Members of Monument Mountain’s first class gather for 50th reunion
Great Barrington — The village school once loomed large in the daily lives of Berkshire County school children; if one looks closely, remnants of that era remain. The adaptive re-use of both the former Stockbridge Plain School and the former West Stockbridge Village School have provided much-needed municipal office space, while the old Housatonic School remains vacant save for a playground that is enjoyed by neighborhood kids. But did you know that Stockbridge and Great Barrington used to have separate high schools as well? Prior to April 1968, that was, in fact, the case.

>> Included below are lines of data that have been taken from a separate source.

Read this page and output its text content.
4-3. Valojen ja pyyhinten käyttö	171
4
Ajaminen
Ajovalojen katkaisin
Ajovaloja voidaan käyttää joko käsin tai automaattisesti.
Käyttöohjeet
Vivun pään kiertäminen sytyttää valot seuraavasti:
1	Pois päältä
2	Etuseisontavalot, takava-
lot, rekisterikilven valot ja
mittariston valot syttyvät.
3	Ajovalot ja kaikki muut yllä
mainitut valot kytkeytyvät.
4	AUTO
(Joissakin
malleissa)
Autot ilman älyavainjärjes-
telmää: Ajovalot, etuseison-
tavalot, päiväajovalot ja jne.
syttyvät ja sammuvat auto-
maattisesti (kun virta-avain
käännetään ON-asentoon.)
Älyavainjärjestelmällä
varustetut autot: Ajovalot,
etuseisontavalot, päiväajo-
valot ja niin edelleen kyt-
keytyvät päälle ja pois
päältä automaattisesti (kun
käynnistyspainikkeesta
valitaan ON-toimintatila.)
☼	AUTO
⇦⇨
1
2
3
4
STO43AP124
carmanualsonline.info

This past weekend, in an auspicious aligning of dates and with 57 of the 120 class members in attendance, Monument Mountain Regional High School’s first graduating class reconvened to celebrate their graduation from high school, an event that occurred June 23, 1968, in the MMRHS gymnasium.
Despite the schools’ regionalization at the start of the 1967-68 academic year, Monument Mountain Regional High School was not ready to be occupied. As a result, juniors and seniors were assigned to one of the two high schools — Searles in Great Barrington or Williams in Stockbridge — depending on which courses they had signed up for. For Patti (Montgomery) Hoskeer, who lived on Grove Street in Great Barrington and was accustomed to walking to Searles, the simple choice to enroll in a physics course senior year meant she was bussed to Williams High School (the old Stockbridge Plain School). “We met phenomenal people up in Stockbridge who became our good friends,” recalls Hoskeer of the change senior year. The presence of two high schools had, prior to 1968, meant a lack of cohesion among class members. After the regionalization, everything changed. “When you put a whole class together — and combine [athletic] teams,” lots of fun ensues.

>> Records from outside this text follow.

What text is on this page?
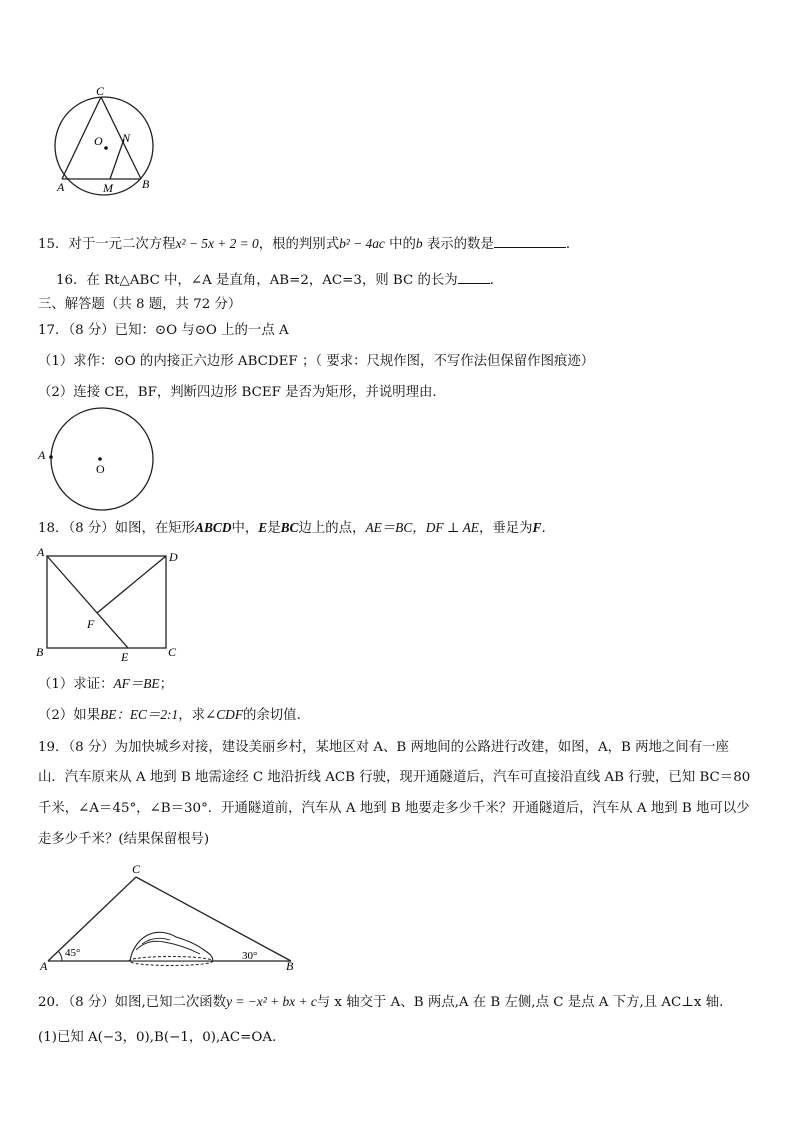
C
O N
A	M B
15．对于一元二次方程x² − 5x + 2 = 0，根的判别式b² − 4ac 中的b 表示的数是	．
16．在 Rt△ABC 中，∠A 是直角，AB=2，AC=3，则 BC 的长为 ．
三、解答题（共 8 题，共 72 分）
17．（8 分）已知：⊙O 与⊙O 上的一点 A
（1）求作：⊙O 的内接正六边形 ABCDEF ；（ 要求：尺规作图，不写作法但保留作图痕迹）
（2）连接 CE，BF，判断四边形 BCEF 是否为矩形，并说明理由．
A
O
18．（8 分）如图，在矩形ABCD中，E是BC边上的点，AE＝BC，DF ⊥ AE，垂足为F.
A	D
F
B	E	C
（1）求证：AF＝BE；
（2）如果BE：EC＝2:1，求∠CDF的余切值.
19．（8 分）为加快城乡对接，建设美丽乡村，某地区对 A、B 两地间的公路进行改建，如图，A，B 两地之间有一座
山．汽车原来从 A 地到 B 地需途经 C 地沿折线 ACB 行驶，现开通隧道后，汽车可直接沿直线 AB 行驶，已知 BC＝80
千米，∠A＝45°，∠B＝30°．开通隧道前，汽车从 A 地到 B 地要走多少千米？开通隧道后，汽车从 A 地到 B 地可以少
走多少千米？(结果保留根号)
C
45°	30°
A	B
20．（8 分）如图,已知二次函数y = −x² + bx + c与 x 轴交于 A、B 两点,A 在 B 左侧,点 C 是点 A 下方,且 AC⊥x 轴.
(1)已知 A(−3，0),B(−1，0),AC=OA.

Anecdotes abound as to the teenage antics that unfolded that year. Hoskeer recalls often opting out of taking the bus in favor of classmate Mike Parson’s “gangster car,” one in which the doors to the backseat opened in the middle. Commuting to Stockbridge in the morning meant stopping for coffee before classes at the cafe on Main Street, something unheard of in Great Barrington at the time. After school they enjoyed joyriding on the flats — the open stretch of Route 102 by the Berkshire Botanical Gardens — in an attempt to get the car up to 60 mph. Free time might be spent stopping at Sam’s Garage in Stockbridge just south of what is now Berkshire Theatre Group, then owned by the now late Sam Dellea who was also a classmate. And on the weekends? “We had incredible field parties,” recalls Hoskeer, citing McNutt’s field in West Stockbridge as a popular destination.

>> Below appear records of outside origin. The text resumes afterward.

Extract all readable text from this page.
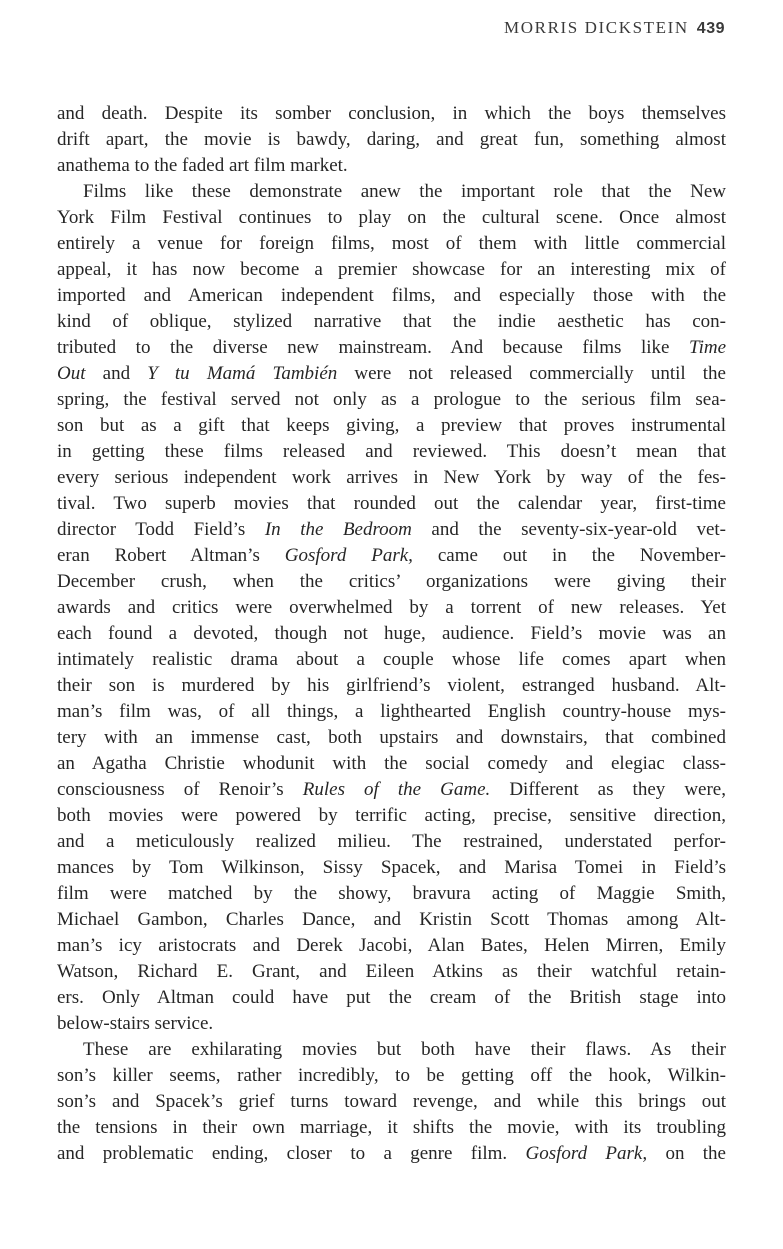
MORRIS DICKSTEIN 439
and death. Despite its somber conclusion, in which the boys themselves
drift apart, the movie is bawdy, daring, and great fun, something almost
anathema to the faded art film market.
Films like these demonstrate anew the important role that the New
York Film Festival continues to play on the cultural scene. Once almost
entirely a venue for foreign films, most of them with little commercial
appeal, it has now become a premier showcase for an interesting mix of
imported and American independent films, and especially those with the
kind of oblique, stylized narrative that the indie aesthetic has con-
tributed to the diverse new mainstream. And because films like Time
Out and Y tu Mamá También were not released commercially until the
spring, the festival served not only as a prologue to the serious film sea-
son but as a gift that keeps giving, a preview that proves instrumental
in getting these films released and reviewed. This doesn’t mean that
every serious independent work arrives in New York by way of the fes-
tival. Two superb movies that rounded out the calendar year, first-time
director Todd Field’s In the Bedroom and the seventy-six-year-old vet-
eran Robert Altman’s Gosford Park, came out in the November-
December crush, when the critics’ organizations were giving their
awards and critics were overwhelmed by a torrent of new releases. Yet
each found a devoted, though not huge, audience. Field’s movie was an
intimately realistic drama about a couple whose life comes apart when
their son is murdered by his girlfriend’s violent, estranged husband. Alt-
man’s film was, of all things, a lighthearted English country-house mys-
tery with an immense cast, both upstairs and downstairs, that combined
an Agatha Christie whodunit with the social comedy and elegiac class-
consciousness of Renoir’s Rules of the Game. Different as they were,
both movies were powered by terrific acting, precise, sensitive direction,
and a meticulously realized milieu. The restrained, understated perfor-
mances by Tom Wilkinson, Sissy Spacek, and Marisa Tomei in Field’s
film were matched by the showy, bravura acting of Maggie Smith,
Michael Gambon, Charles Dance, and Kristin Scott Thomas among Alt-
man’s icy aristocrats and Derek Jacobi, Alan Bates, Helen Mirren, Emily
Watson, Richard E. Grant, and Eileen Atkins as their watchful retain-
ers. Only Altman could have put the cream of the British stage into
below-stairs service.
These are exhilarating movies but both have their flaws. As their
son’s killer seems, rather incredibly, to be getting off the hook, Wilkin-
son’s and Spacek’s grief turns toward revenge, and while this brings out
the tensions in their own marriage, it shifts the movie, with its troubling
and problematic ending, closer to a genre film. Gosford Park, on the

Despite the prevalence of fun, change was not necessarily easy. When the high school and surrounding grounds were ready in April 1968, the senior class found themselves under the same roof for the first time in their school career. For some who had always looked forward to tradition, change was hard — and not terribly smooth. Jane Finn, former physical education teacher at MMRHS, remembers graduation morning being a mess. Several teachers met in the office to sign diplomas — using then-superintendent George Lane’s name — to ensure the ceremony could go off without a hitch. On the morning of June 23, graduates convened in the grassy courtyard just outside the high school’s main entrance on a summer day that was “so hot people fainted,” recalls Hoskeer. Many class members were dismayed by this locale as seniors at Searles had always graduated in the gym, while, for Williams students, graduation took place at Tanglewood. Hoskeer imagines graduation was returned to Tanglewood sometime after 1970 as evidenced by a ticket from her younger sister’s graduation.
It was not all smooth sailing for the Class of 1968. As the Vietnam War raged on overseas, talk of the impending draft lottery — the first of which took place Dec. 1, 1969 — caused many young men to enlist rather than wait for their numbers to get called up. The class also suffered the first death of a classmate, Susie Ring, who was killed in a car accident in West Stockbridge in October following graduation. That said, the role of school loomed large in these students’ lives. One of Patti Hoskeer’s new classmates at Williams ended up being her future husband, Brian Hoskeer — a classmate in Jack Spencer’s history class. Spencer would go on to teach the Hoskeers’ two children, April and B.J. Furthermore, three members of the Class of 1968 went on to have successful careers in the Berkshire Hills Regional School District. Hoskeer taught English at the high school for more than 35 years and retired in 2009, Jack Passetto taught fifth and sixth grades in the district until his retirement, and Joanna (O’Brien) Flynn taught at both Bryant Elementary School and the Housatonic School before becoming principal of Bryant.
“It’s a shocker when you get to that 50th anniversary — I used to think people looked so old in newspaper pictures,” says Hoskeer. “Now I’m there!” Despite the prevalence of those who have remained local, Saturday’s reunion drew members of the Class of 1968 from across the country and around the globe; Ginny Killfoile traveled the furthest, from Puerto Rico; while Mert Callahan, Nancy Stark and David Jones made the trek from California.